Californians are banned to smoke in the cars
In California was signed a bill that prohibits smoking in cars if there the children under the age of 18 are present. This law will get legal force starting with the next year.
Gov. Arnold Schwarzenegger signed this bill on Wednesday. A report of the Harvard School of Public Health said that secondhand smoke in a car can be up to 10 times more dangerous than secondhand smoke in a home.
Those who will not respect this rule will be fined with up to 100$.
Public reactions related to the new bill are different. Some support this bill, because children must be protected from exposure of the tobacco smoke, because secondhand smoking is more dangerous than firsthand one.
Robert Best of Ventura, the state coordinator of the Smoker’s Club Inc., representative of smokers’ rights group asks what the state is to tell you how you can and cannot bring your children up. “There’s a fine line between protecting my child and moving in to raise my child,” added Best. “A car is private property. ... What will they do next; say you can’t smoke in your home if you have kids in it?”

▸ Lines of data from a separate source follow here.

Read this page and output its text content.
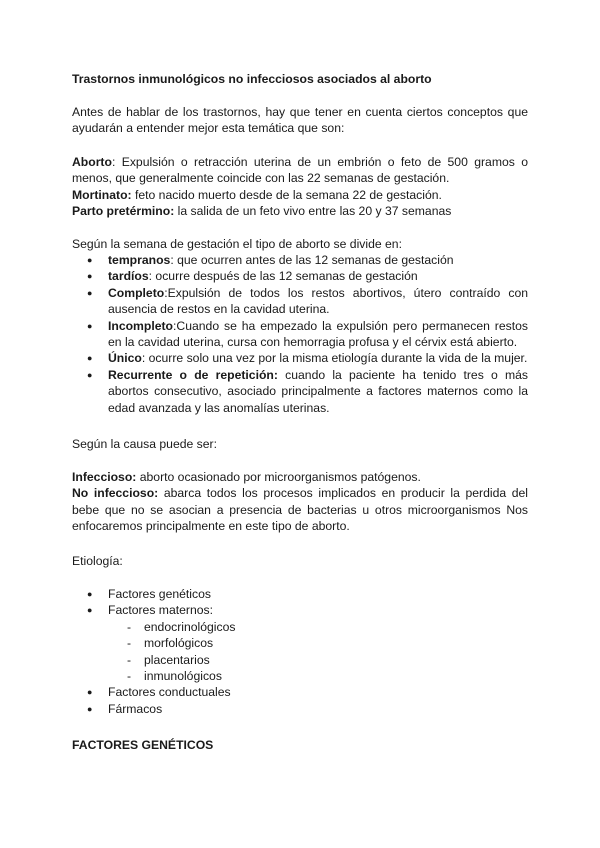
Trastornos inmunológicos no infecciosos asociados al aborto
Antes de hablar de los trastornos, hay que tener en cuenta ciertos conceptos que ayudarán a entender mejor esta temática que son:
Aborto: Expulsión o retracción uterina de un embrión o feto de 500 gramos o menos, que generalmente coincide con las 22 semanas de gestación.
Mortinato: feto nacido muerto desde de la semana 22 de gestación.
Parto pretérmino: la salida de un feto vivo entre las 20 y 37 semanas
Según la semana de gestación el tipo de aborto se divide en:
● tempranos: que ocurren antes de las 12 semanas de gestación
● tardíos: ocurre después de las 12 semanas de gestación
● Completo:Expulsión de todos los restos abortivos, útero contraído con ausencia de restos en la cavidad uterina.
● Incompleto:Cuando se ha empezado la expulsión pero permanecen restos en la cavidad uterina, cursa con hemorragia profusa y el cérvix está abierto.
● Único: ocurre solo una vez por la misma etiología durante la vida de la mujer.
● Recurrente o de repetición: cuando la paciente ha tenido tres o más abortos consecutivo, asociado principalmente a factores maternos como la edad avanzada y las anomalías uterinas.
Según la causa puede ser:
Infeccioso: aborto ocasionado por microorganismos patógenos.
No infeccioso: abarca todos los procesos implicados en producir la perdida del bebe que no se asocian a presencia de bacterias u otros microorganismos Nos enfocaremos principalmente en este tipo de aborto.
Etiología:
● Factores genéticos
● Factores maternos:
- endocrinológicos
- morfológicos
- placentarios
- inmunológicos
● Factores conductuales
● Fármacos
FACTORES GENÉTICOS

Walter Williams, a conservative commentator is another opponent of the bill. He said that even smoking is bad for health, especially for children, “it isn’t the government’s job to stop people from doing it”.

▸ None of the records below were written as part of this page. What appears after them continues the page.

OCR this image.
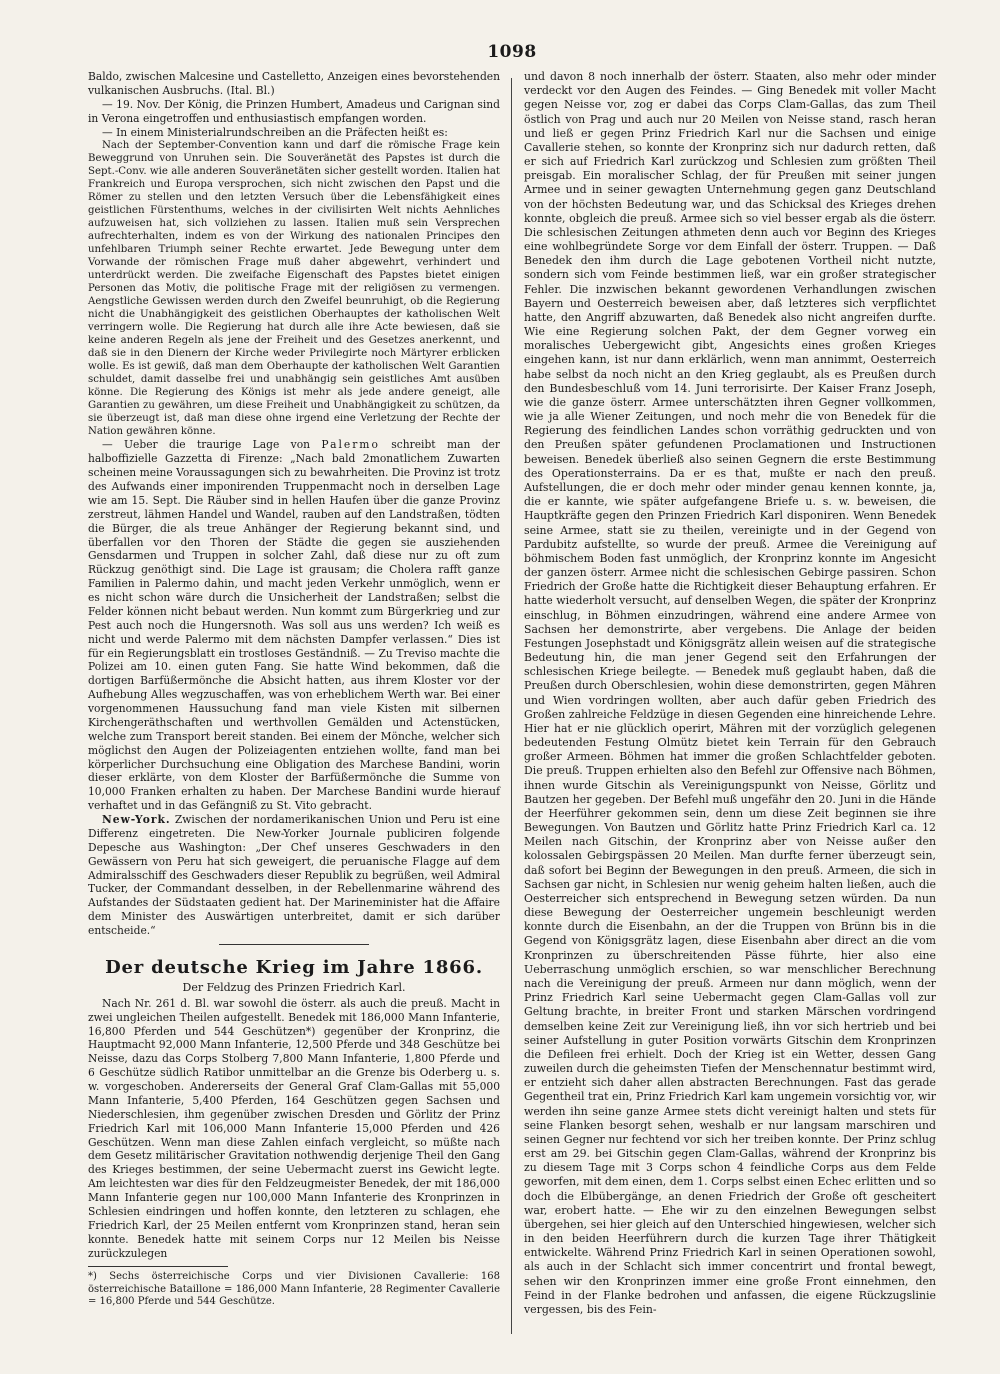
1098

Baldo, zwischen Malcesine und Castelletto, Anzeigen eines bevorstehenden vulkanischen Ausbruchs. (Ital. Bl.)

— 19. Nov. Der König, die Prinzen Humbert, Amadeus und Carignan sind in Verona eingetroffen und enthusiastisch empfangen worden.

— In einem Ministerialrundschreiben an die Präfecten heißt es:

Nach der September-Convention kann und darf die römische Frage kein Beweggrund von Unruhen sein. Die Souveränetät des Papstes ist durch die Sept.-Conv. wie alle anderen Souveränetäten sicher gestellt worden. Italien hat Frankreich und Europa versprochen, sich nicht zwischen den Papst und die Römer zu stellen und den letzten Versuch über die Lebensfähigkeit eines geistlichen Fürstenthums, welches in der civilisirten Welt nichts Aehnliches aufzuweisen hat, sich vollziehen zu lassen. Italien muß sein Versprechen aufrechterhalten, indem es von der Wirkung des nationalen Principes den unfehlbaren Triumph seiner Rechte erwartet. Jede Bewegung unter dem Vorwande der römischen Frage muß daher abgewehrt, verhindert und unterdrückt werden. Die zweifache Eigenschaft des Papstes bietet einigen Personen das Motiv, die politische Frage mit der religiösen zu vermengen. Aengstliche Gewissen werden durch den Zweifel beunruhigt, ob die Regierung nicht die Unabhängigkeit des geistlichen Oberhauptes der katholischen Welt verringern wolle. Die Regierung hat durch alle ihre Acte bewiesen, daß sie keine anderen Regeln als jene der Freiheit und des Gesetzes anerkennt, und daß sie in den Dienern der Kirche weder Privilegirte noch Märtyrer erblicken wolle. Es ist gewiß, daß man dem Oberhaupte der katholischen Welt Garantien schuldet, damit dasselbe frei und unabhängig sein geistliches Amt ausüben könne. Die Regierung des Königs ist mehr als jede andere geneigt, alle Garantien zu gewähren, um diese Freiheit und Unabhängigkeit zu schützen, da sie überzeugt ist, daß man diese ohne irgend eine Verletzung der Rechte der Nation gewähren könne.

— Ueber die traurige Lage von Palermo schreibt man der halboffizielle Gazzetta di Firenze: „Nach bald 2monatlichem Zuwarten scheinen meine Voraussagungen sich zu bewahrheiten. Die Provinz ist trotz des Aufwands einer imponirenden Truppenmacht noch in derselben Lage wie am 15. Sept. Die Räuber sind in hellen Haufen über die ganze Provinz zerstreut, lähmen Handel und Wandel, rauben auf den Landstraßen, tödten die Bürger, die als treue Anhänger der Regierung bekannt sind, und überfallen vor den Thoren der Städte die gegen sie ausziehenden Gensdarmen und Truppen in solcher Zahl, daß diese nur zu oft zum Rückzug genöthigt sind. Die Lage ist grausam; die Cholera rafft ganze Familien in Palermo dahin, und macht jeden Verkehr unmöglich, wenn er es nicht schon wäre durch die Unsicherheit der Landstraßen; selbst die Felder können nicht bebaut werden. Nun kommt zum Bürgerkrieg und zur Pest auch noch die Hungersnoth. Was soll aus uns werden? Ich weiß es nicht und werde Palermo mit dem nächsten Dampfer verlassen.“ Dies ist für ein Regierungsblatt ein trostloses Geständniß. — Zu Treviso machte die Polizei am 10. einen guten Fang. Sie hatte Wind bekommen, daß die dortigen Barfüßermönche die Absicht hatten, aus ihrem Kloster vor der Aufhebung Alles wegzuschaffen, was von erheblichem Werth war. Bei einer vorgenommenen Haussuchung fand man viele Kisten mit silbernen Kirchengeräthschaften und werthvollen Gemälden und Actenstücken, welche zum Transport bereit standen. Bei einem der Mönche, welcher sich möglichst den Augen der Polizeiagenten entziehen wollte, fand man bei körperlicher Durchsuchung eine Obligation des Marchese Bandini, worin dieser erklärte, von dem Kloster der Barfüßermönche die Summe von 10,000 Franken erhalten zu haben. Der Marchese Bandini wurde hierauf verhaftet und in das Gefängniß zu St. Vito gebracht.

New-York. Zwischen der nordamerikanischen Union und Peru ist eine Differenz eingetreten. Die New-Yorker Journale publiciren folgende Depesche aus Washington: „Der Chef unseres Geschwaders in den Gewässern von Peru hat sich geweigert, die peruanische Flagge auf dem Admiralsschiff des Geschwaders dieser Republik zu begrüßen, weil Admiral Tucker, der Commandant desselben, in der Rebellenmarine während des Aufstandes der Südstaaten gedient hat. Der Marineminister hat die Affaire dem Minister des Auswärtigen unterbreitet, damit er sich darüber entscheide.“

Der deutsche Krieg im Jahre 1866.
Der Feldzug des Prinzen Friedrich Karl.

Nach Nr. 261 d. Bl. war sowohl die österr. als auch die preuß. Macht in zwei ungleichen Theilen aufgestellt. Benedek mit 186,000 Mann Infanterie, 16,800 Pferden und 544 Geschützen*) gegenüber der Kronprinz, die Hauptmacht 92,000 Mann Infanterie, 12,500 Pferde und 348 Geschütze bei Neisse, dazu das Corps Stolberg 7,800 Mann Infanterie, 1,800 Pferde und 6 Geschütze südlich Ratibor unmittelbar an die Grenze bis Oderberg u. s. w. vorgeschoben. Andererseits der General Graf Clam-Gallas mit 55,000 Mann Infanterie, 5,400 Pferden, 164 Geschützen gegen Sachsen und Niederschlesien, ihm gegenüber zwischen Dresden und Görlitz der Prinz Friedrich Karl mit 106,000 Mann Infanterie 15,000 Pferden und 426 Geschützen. Wenn man diese Zahlen einfach vergleicht, so müßte nach dem Gesetz militärischer Gravitation nothwendig derjenige Theil den Gang des Krieges bestimmen, der seine Uebermacht zuerst ins Gewicht legte. Am leichtesten war dies für den Feldzeugmeister Benedek, der mit 186,000 Mann Infanterie gegen nur 100,000 Mann Infanterie des Kronprinzen in Schlesien eindringen und hoffen konnte, den letzteren zu schlagen, ehe Friedrich Karl, der 25 Meilen entfernt vom Kronprinzen stand, heran sein konnte. Benedek hatte mit seinem Corps nur 12 Meilen bis Neisse zurückzulegen

*) Sechs österreichische Corps und vier Divisionen Cavallerie: 168 österreichische Bataillone = 186,000 Mann Infanterie, 28 Regimenter Cavallerie = 16,800 Pferde und 544 Geschütze.

und davon 8 noch innerhalb der österr. Staaten, also mehr oder minder verdeckt vor den Augen des Feindes. — Ging Benedek mit voller Macht gegen Neisse vor, zog er dabei das Corps Clam-Gallas, das zum Theil östlich von Prag und auch nur 20 Meilen von Neisse stand, rasch heran und ließ er gegen Prinz Friedrich Karl nur die Sachsen und einige Cavallerie stehen, so konnte der Kronprinz sich nur dadurch retten, daß er sich auf Friedrich Karl zurückzog und Schlesien zum größten Theil preisgab. Ein moralischer Schlag, der für Preußen mit seiner jungen Armee und in seiner gewagten Unternehmung gegen ganz Deutschland von der höchsten Bedeutung war, und das Schicksal des Krieges drehen konnte, obgleich die preuß. Armee sich so viel besser ergab als die österr. Die schlesischen Zeitungen athmeten denn auch vor Beginn des Krieges eine wohlbegründete Sorge vor dem Einfall der österr. Truppen. — Daß Benedek den ihm durch die Lage gebotenen Vortheil nicht nutzte, sondern sich vom Feinde bestimmen ließ, war ein großer strategischer Fehler. Die inzwischen bekannt gewordenen Verhandlungen zwischen Bayern und Oesterreich beweisen aber, daß letzteres sich verpflichtet hatte, den Angriff abzuwarten, daß Benedek also nicht angreifen durfte. Wie eine Regierung solchen Pakt, der dem Gegner vorweg ein moralisches Uebergewicht gibt, Angesichts eines großen Krieges eingehen kann, ist nur dann erklärlich, wenn man annimmt, Oesterreich habe selbst da noch nicht an den Krieg geglaubt, als es Preußen durch den Bundesbeschluß vom 14. Juni terrorisirte. Der Kaiser Franz Joseph, wie die ganze österr. Armee unterschätzten ihren Gegner vollkommen, wie ja alle Wiener Zeitungen, und noch mehr die von Benedek für die Regierung des feindlichen Landes schon vorräthig gedruckten und von den Preußen später gefundenen Proclamationen und Instructionen beweisen. Benedek überließ also seinen Gegnern die erste Bestimmung des Operationsterrains. Da er es that, mußte er nach den preuß. Aufstellungen, die er doch mehr oder minder genau kennen konnte, ja, die er kannte, wie später aufgefangene Briefe u. s. w. beweisen, die Hauptkräfte gegen den Prinzen Friedrich Karl disponiren. Wenn Benedek seine Armee, statt sie zu theilen, vereinigte und in der Gegend von Pardubitz aufstellte, so wurde der preuß. Armee die Vereinigung auf böhmischem Boden fast unmöglich, der Kronprinz konnte im Angesicht der ganzen österr. Armee nicht die schlesischen Gebirge passiren. Schon Friedrich der Große hatte die Richtigkeit dieser Behauptung erfahren. Er hatte wiederholt versucht, auf denselben Wegen, die später der Kronprinz einschlug, in Böhmen einzudringen, während eine andere Armee von Sachsen her demonstrirte, aber vergebens. Die Anlage der beiden Festungen Josephstadt und Königsgrätz allein weisen auf die strategische Bedeutung hin, die man jener Gegend seit den Erfahrungen der schlesischen Kriege beilegte. — Benedek muß geglaubt haben, daß die Preußen durch Oberschlesien, wohin diese demonstrirten, gegen Mähren und Wien vordringen wollten, aber auch dafür geben Friedrich des Großen zahlreiche Feldzüge in diesen Gegenden eine hinreichende Lehre. Hier hat er nie glücklich operirt, Mähren mit der vorzüglich gelegenen bedeutenden Festung Olmütz bietet kein Terrain für den Gebrauch großer Armeen. Böhmen hat immer die großen Schlachtfelder geboten. Die preuß. Truppen erhielten also den Befehl zur Offensive nach Böhmen, ihnen wurde Gitschin als Vereinigungspunkt von Neisse, Görlitz und Bautzen her gegeben. Der Befehl muß ungefähr den 20. Juni in die Hände der Heerführer gekommen sein, denn um diese Zeit beginnen sie ihre Bewegungen. Von Bautzen und Görlitz hatte Prinz Friedrich Karl ca. 12 Meilen nach Gitschin, der Kronprinz aber von Neisse außer den kolossalen Gebirgspässen 20 Meilen. Man durfte ferner überzeugt sein, daß sofort bei Beginn der Bewegungen in den preuß. Armeen, die sich in Sachsen gar nicht, in Schlesien nur wenig geheim halten ließen, auch die Oesterreicher sich entsprechend in Bewegung setzen würden. Da nun diese Bewegung der Oesterreicher ungemein beschleunigt werden konnte durch die Eisenbahn, an der die Truppen von Brünn bis in die Gegend von Königsgrätz lagen, diese Eisenbahn aber direct an die vom Kronprinzen zu überschreitenden Pässe führte, hier also eine Ueberraschung unmöglich erschien, so war menschlicher Berechnung nach die Vereinigung der preuß. Armeen nur dann möglich, wenn der Prinz Friedrich Karl seine Uebermacht gegen Clam-Gallas voll zur Geltung brachte, in breiter Front und starken Märschen vordringend demselben keine Zeit zur Vereinigung ließ, ihn vor sich hertrieb und bei seiner Aufstellung in guter Position vorwärts Gitschin dem Kronprinzen die Defileen frei erhielt. Doch der Krieg ist ein Wetter, dessen Gang zuweilen durch die geheimsten Tiefen der Menschennatur bestimmt wird, er entzieht sich daher allen abstracten Berechnungen. Fast das gerade Gegentheil trat ein, Prinz Friedrich Karl kam ungemein vorsichtig vor, wir werden ihn seine ganze Armee stets dicht vereinigt halten und stets für seine Flanken besorgt sehen, weshalb er nur langsam marschiren und seinen Gegner nur fechtend vor sich her treiben konnte. Der Prinz schlug erst am 29. bei Gitschin gegen Clam-Gallas, während der Kronprinz bis zu diesem Tage mit 3 Corps schon 4 feindliche Corps aus dem Felde geworfen, mit dem einen, dem 1. Corps selbst einen Echec erlitten und so doch die Elbübergänge, an denen Friedrich der Große oft gescheitert war, erobert hatte. — Ehe wir zu den einzelnen Bewegungen selbst übergehen, sei hier gleich auf den Unterschied hingewiesen, welcher sich in den beiden Heerführern durch die kurzen Tage ihrer Thätigkeit entwickelte. Während Prinz Friedrich Karl in seinen Operationen sowohl, als auch in der Schlacht sich immer concentrirt und frontal bewegt, sehen wir den Kronprinzen immer eine große Front einnehmen, den Feind in der Flanke bedrohen und anfassen, die eigene Rückzugslinie vergessen, bis des Fein-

Another comment offers Williams, an economics professor at George Mason University in Fairfax, Va. “If we justify things on the basis of what’s good for people, there’s no end in sight.”
Jacqueline Wilson, 18, of Oakland, smoker, thinks government should butt out. “I think that’s government stepping in on family matters,” she said.
Critics bring a classification for this state-care, calling it “nanny government.”
Banning of smoking in the cars was passed or is still discussed by a list of states, as Arkansas, Louisiana and Puerto Rico, Bangor, Maine, Arizona, Illinois, Massachusetts, Montana and Utah.